6. The method according to any one of claims 1 to 5, further comprising:

obtaining visual features of the area to be identified;

respectively determining the similarity between the visual features and the features of each type of object in the plurality of types of objects acquired in advance;

and determining the classification result of the target object according to the similarity.

7. The method according to claim 6, wherein the determining the similarity between the visual feature and the feature of each of the plurality of pre-acquired class objects comprises:

respectively acquiring Euclidean distances between the visual features and the features of each category object in the plurality of category objects;

the determining the classification result of the target object according to the similarity includes:

and determining the classification result of the target object according to the object class corresponding to the minimum Euclidean distance in the Euclidean distances.

8. The method according to any one of claims 1 to 7, wherein the target detection method is performed using a neural network including a feature extraction network for obtaining feature information of an image to be detected, a first detection network for obtaining a first bounding box for a target object, and a second detection network for obtaining a second bounding box for the target object; the method further comprises the following steps:

and performing end-to-end training on the feature extraction network, the first detection network and the second detection network by using a sample image, wherein the sample image is marked with a first boundary box of a target object and a corner of the target object.

9. The method of claim 8, wherein the sample image is further labeled with direction information of a target object, the direction being characterized by one of the edges of the target object.

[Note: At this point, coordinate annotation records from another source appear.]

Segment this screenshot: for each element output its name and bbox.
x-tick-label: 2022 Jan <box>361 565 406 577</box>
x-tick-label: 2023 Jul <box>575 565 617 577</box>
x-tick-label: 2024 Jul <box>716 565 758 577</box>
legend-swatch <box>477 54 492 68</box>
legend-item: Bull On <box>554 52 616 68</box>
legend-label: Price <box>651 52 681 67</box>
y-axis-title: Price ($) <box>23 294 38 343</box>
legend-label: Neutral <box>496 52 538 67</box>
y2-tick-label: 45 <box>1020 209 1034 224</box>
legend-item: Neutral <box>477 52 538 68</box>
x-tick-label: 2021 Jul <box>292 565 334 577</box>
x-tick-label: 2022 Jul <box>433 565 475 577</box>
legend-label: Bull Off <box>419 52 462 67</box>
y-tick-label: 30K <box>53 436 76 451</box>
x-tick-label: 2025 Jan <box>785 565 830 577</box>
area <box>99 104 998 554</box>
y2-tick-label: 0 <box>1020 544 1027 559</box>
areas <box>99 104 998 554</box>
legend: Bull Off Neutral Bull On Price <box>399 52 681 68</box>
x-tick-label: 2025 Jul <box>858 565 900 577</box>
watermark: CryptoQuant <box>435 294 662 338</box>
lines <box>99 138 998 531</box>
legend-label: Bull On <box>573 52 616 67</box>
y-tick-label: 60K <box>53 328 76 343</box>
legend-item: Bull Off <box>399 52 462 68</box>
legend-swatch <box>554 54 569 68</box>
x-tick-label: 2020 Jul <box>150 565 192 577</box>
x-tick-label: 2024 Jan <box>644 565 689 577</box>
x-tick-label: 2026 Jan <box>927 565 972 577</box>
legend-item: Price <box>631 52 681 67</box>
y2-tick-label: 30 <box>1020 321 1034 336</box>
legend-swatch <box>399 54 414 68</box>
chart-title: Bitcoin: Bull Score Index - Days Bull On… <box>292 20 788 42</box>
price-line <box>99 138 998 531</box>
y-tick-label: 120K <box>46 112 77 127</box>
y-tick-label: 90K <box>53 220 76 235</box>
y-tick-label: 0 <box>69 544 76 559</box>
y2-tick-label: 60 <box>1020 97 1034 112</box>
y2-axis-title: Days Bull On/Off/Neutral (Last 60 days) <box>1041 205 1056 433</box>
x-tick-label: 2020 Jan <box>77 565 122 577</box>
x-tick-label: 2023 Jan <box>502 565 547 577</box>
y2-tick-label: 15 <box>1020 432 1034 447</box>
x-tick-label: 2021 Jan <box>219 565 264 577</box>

10. An object detection apparatus, characterized in that the apparatus comprises:

the first acquisition unit is used for acquiring the characteristic information of the image to be detected;

the second acquisition unit is used for acquiring a first boundary frame of the target object according to the characteristic information;

and the determining unit is used for obtaining a second boundary box based on the feature information and the first boundary box, and determining a region to be identified according to an image region corresponding to the second boundary box, wherein a vertex of the second boundary box is positioned on the first boundary box and corresponds to a corner of the target object.

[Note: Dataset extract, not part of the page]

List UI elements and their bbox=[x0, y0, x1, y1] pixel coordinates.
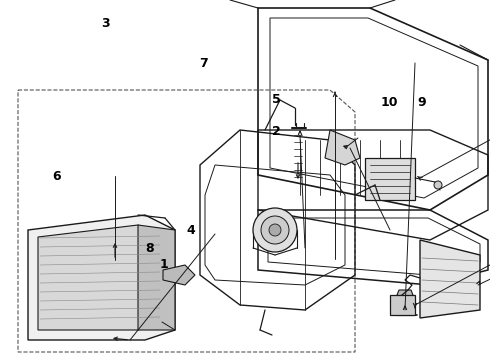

11. An electronic device, comprising a memory for storing computer instructions executable on a processor, the processor being configured to implement the method of any one of claims 1 to 9 when executing the computer instructions.

12. A computer-readable storage medium, on which a computer program is stored, which, when being executed by a processor, carries out the method of any one of claims 1 to 9.

13. A computer program product comprising a computer program, characterized in that the computer program realizes the method of any of claims 1 to 9 when executed by a processor.